In some ways, a conservative should like the idea of development. He might even be expected to like development when the term is applied to the social, political, and economic spheres in certain ways. It is an organic, psychological and physiological metaphor based on the idea of natural (physical, spiritual and emotional) development of human beings. Like a person, the idea goes, a society has stages of development: infancy, adolescence, adulthood, old age and, of course, finally death. It lends itself to a cyclical theory of history, though it can be fairly easily hijacked and used for progressive narratives of history as well, and this is what Brooks does with the term. But, in many ways, development is a worthwhile concept for thinking about society and political order as things that have grown and come into being over time rather than having been ”founded,” which no sane social or political order ever has been.
Nowadays development is also a rather troublesome term. Today it is associated with the Reconstruction of small towns to suit the interests of business, developers, “growth” and local government revenues in the post-Kelo world. (To paraphrase Prof.
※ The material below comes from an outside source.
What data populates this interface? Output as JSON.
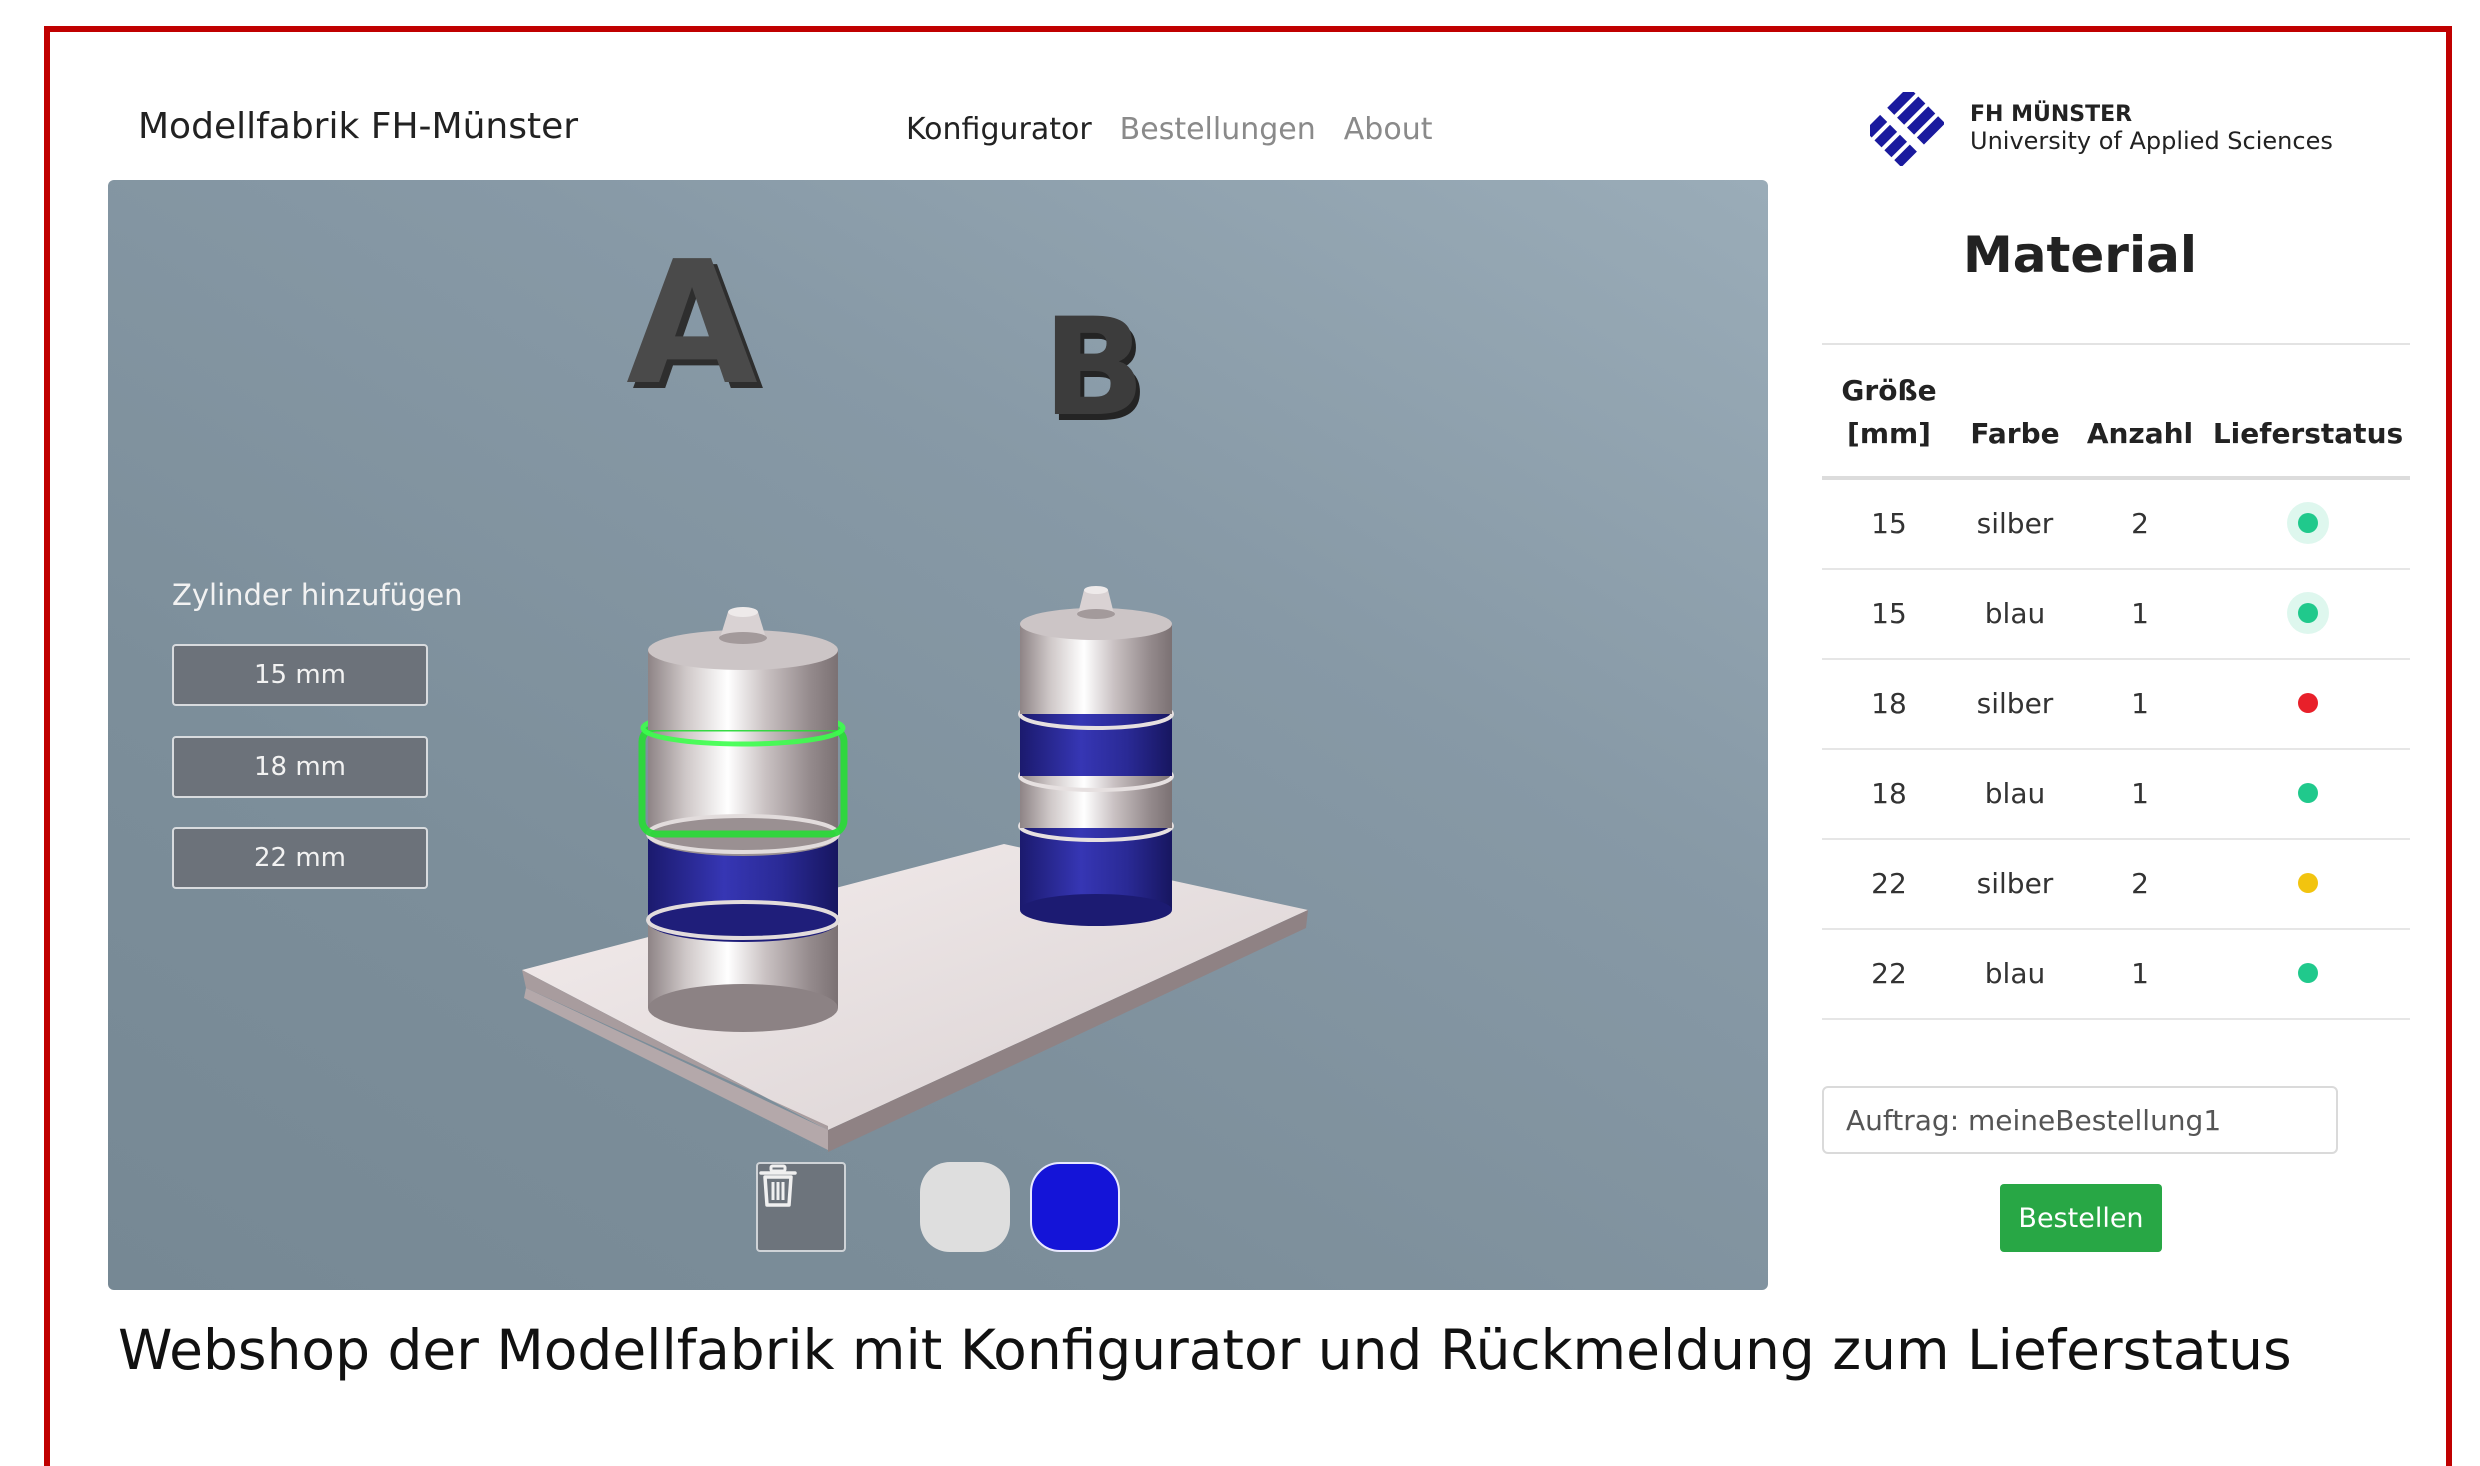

Lukacs, growth is not necessarily progress–cancer is also growth.) There is definitely a sense that increased uniformity, drabness, ugliness and dependency on distant economic masters are the things that are being developed and these are the things towards which talk of “development” leads here at home. Overseas it is typically associated with the latest dispensers of “economic development,” and this has crept into every part of our language when we talk about the rest of the world and ourselves: there is no more First or Third World but developed and developing nations, as if we were the flowers in full bloom and they were the bulbs still waiting to spring forth, and we are ready to dump copious amounts of fertiliser via the WTO and the Doha round on those bulbs to help them “grow.”
The thrust of the article is that cultural difference accounts for different rates of development, but then this presupposes that Brooks’ idea of development is some innate, obvious or otherwise self-evident standard of development to which everyone would objectively agree were it not for their cultural hang-ups. There is a general standard for determining the sanity and well-being of a society, and this is human nature. It is commonplace to assume that Brooks’ kind of “development and modernization” (and it is important to note that the pairing here is really more of a redundancy–for Brooks, the two are one and the same) are basically well-suited for human nature, bring out more of the full potential in man than would otherwise be the case and do not fundamentally contradict that nature. But I would submit that the sort of development that corporations are foisting on “developing” nations and the towns and countryside of America alike has little relationship to man’s proper nature and works insidiously against that nature to try to reduce man to the level of an economic functionary.